Manchester By The Sea

I watched Manchester By The Sea over a week ago. It’s taken me that long to have the capacity to review it. This is an emotionally draining piece of cinema that at times seems intent on drowning you in its melancholy. Directed by Kenneth Lonergan, the film has found critical acclaim online – but has also performed well with audiences.I find this somewhat confusing – as I can’t really say I enjoyed Manchester By The Sea. Instead, I was propelled through it as though I was peeping through the letterbox of someone’s house, watching their lives play out. The basic plot of the film sees an expert portrayal of grief from Casey Affleck’s Lee Chandler, who starts the film as a kind of bitter loner who works as a janitor living in the city. However, news of his brother’s passing draws him back to the eponymous Manchester By The Sea, where he must confront old demons and care for his nephew, Patrick.

The film tells its tale through two narratives. One follows Lee as he tries to deal with his brother’s passing, not just emotionally but with all the trials and tribulations of death in the 21st century: funeral arrangements, storage of the body as the ground is too frozen for burial, the will etc. He also has to take Patrick under his wing – who is deftly acted by Lucas Hedges as a teenager with a whole ecosystem of life around him, unable to really confront what his father’s death means to him. He chases girls, plays in a band and gets on with things – but succumbs to bouts of grief as any human does.

The second narrative is in flashbacks, which reveal the reason people in Manchester whisper behind Lee’s back, “Is that THE Lee Chandler?” – and it’s here the real horror lies. I won’t go into detail, but the terrible secret that drove Lee Chandler away from his brother’s town and his own upbringing is one that’s incredibly sad, yet realistic and believable. In Casey Affleck’s performance, we go from disliking the character for his constant misery to suddenly pitying and understanding him. We also get to see the expertly acted Randi, played by Michelle Williams, who is Lee Chandler’s ex.

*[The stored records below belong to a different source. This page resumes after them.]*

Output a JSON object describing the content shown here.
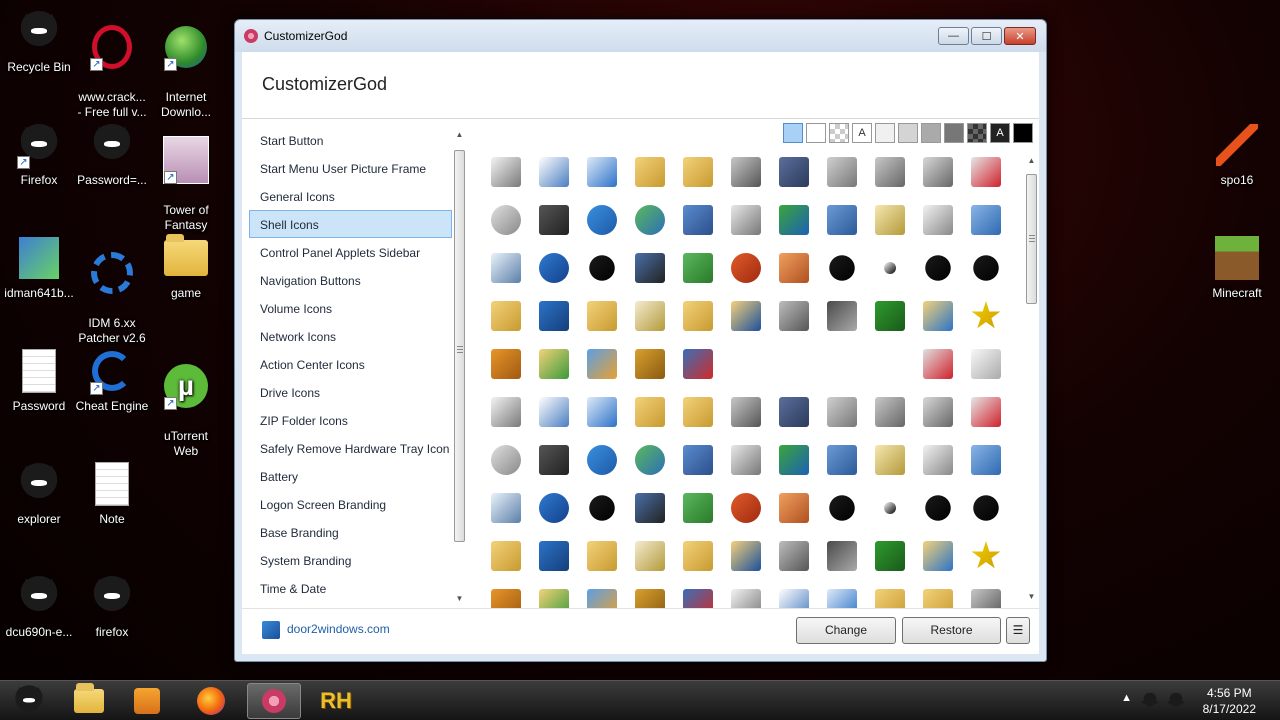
{
  "desktop": {
    "icons": [
      {
        "label": "Recycle Bin"
      },
      {
        "label": "www.crack...\n- Free full v..."
      },
      {
        "label": "Internet\nDownlo..."
      },
      {
        "label": "Firefox"
      },
      {
        "label": "Password=..."
      },
      {
        "label": "Tower of\nFantasy"
      },
      {
        "label": "idman641b..."
      },
      {
        "label": "IDM 6.xx\nPatcher v2.6"
      },
      {
        "label": "game"
      },
      {
        "label": "Password"
      },
      {
        "label": "Cheat Engine"
      },
      {
        "label": "uTorrent\nWeb"
      },
      {
        "label": "explorer"
      },
      {
        "label": "Note"
      },
      {
        "label": "dcu690n-e..."
      },
      {
        "label": "firefox"
      },
      {
        "label": "spo16"
      },
      {
        "label": "Minecraft"
      }
    ]
  },
  "window": {
    "title": "CustomizerGod",
    "header": "CustomizerGod",
    "controls": {
      "minimize": "—",
      "maximize": "☐",
      "close": "✕"
    },
    "categories": [
      {
        "label": "Start Button"
      },
      {
        "label": "Start Menu User Picture Frame"
      },
      {
        "label": "General Icons"
      },
      {
        "label": "Shell Icons",
        "selected": true
      },
      {
        "label": "Control Panel Applets Sidebar"
      },
      {
        "label": "Navigation Buttons"
      },
      {
        "label": "Volume Icons"
      },
      {
        "label": "Network Icons"
      },
      {
        "label": "Action Center Icons"
      },
      {
        "label": "Drive Icons"
      },
      {
        "label": "ZIP Folder Icons"
      },
      {
        "label": "Safely Remove Hardware Tray Icon"
      },
      {
        "label": "Battery"
      },
      {
        "label": "Logon Screen Branding"
      },
      {
        "label": "Base Branding"
      },
      {
        "label": "System Branding"
      },
      {
        "label": "Time & Date"
      }
    ],
    "swatch_text": "A",
    "footer": {
      "link": "door2windows.com",
      "change": "Change",
      "restore": "Restore",
      "menu": "☰"
    }
  },
  "taskbar": {
    "time": "4:56 PM",
    "date": "8/17/2022",
    "tray_arrow": "▲",
    "active_app": "CustomizerGod",
    "rh_label": "RH"
  },
  "colors": {
    "selection": "#cce4f7",
    "selection_border": "#7eb4ea",
    "link": "#1f5fa8",
    "title_close": "#c8412b"
  }
}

For me, this film is worth of it’s accolades chiefly because of the calibre of acting on display. There’s no real action or thrill – just the slow unfolding of an event and it’s repercussions in people’s lives. We see Lee struggling to try to do right by Patrick, a child he doesn’t really understand, whilst also wrestling with his desire to leave the area he grew up in. I found the film a little overlong, and dragging shots of the seaside scenery added little to the narrative. However, as a piece of realism it’s one of the most impressive achievements I’ve seen. There’s a constant feeling of grief – but it’s a restrained sort of grief, a kind you see in real life, rather than a Hollywood portrayal of sadness that never really captures the long, drawn out process of mourning for a loved one.

Casey Affleck is being praised heavily for this film, and it’s no surprise. He’s a terrific actor, especially when playing quiet misanthrope types. Here, he sells it completely as Lee Chandler, a man who doesn’t really want any of the things that come to him, but deals with them anyway. His relationship with his nephew may be strained, but they come together for one another. While it doesn’t work out in anything resembling an ideal scenario by the end, we understand. This is what life is like. Some wounds don’t heal. Some sadness’s never lift. But in the end, that’s alright. That’s life.

7/10 Bananas: With a meandering pace that stalls the narrative, this story plays out slowly and leaves you feeling drained. However, what there is to see is very much worth seeing. A masterclass in grief and human emotion.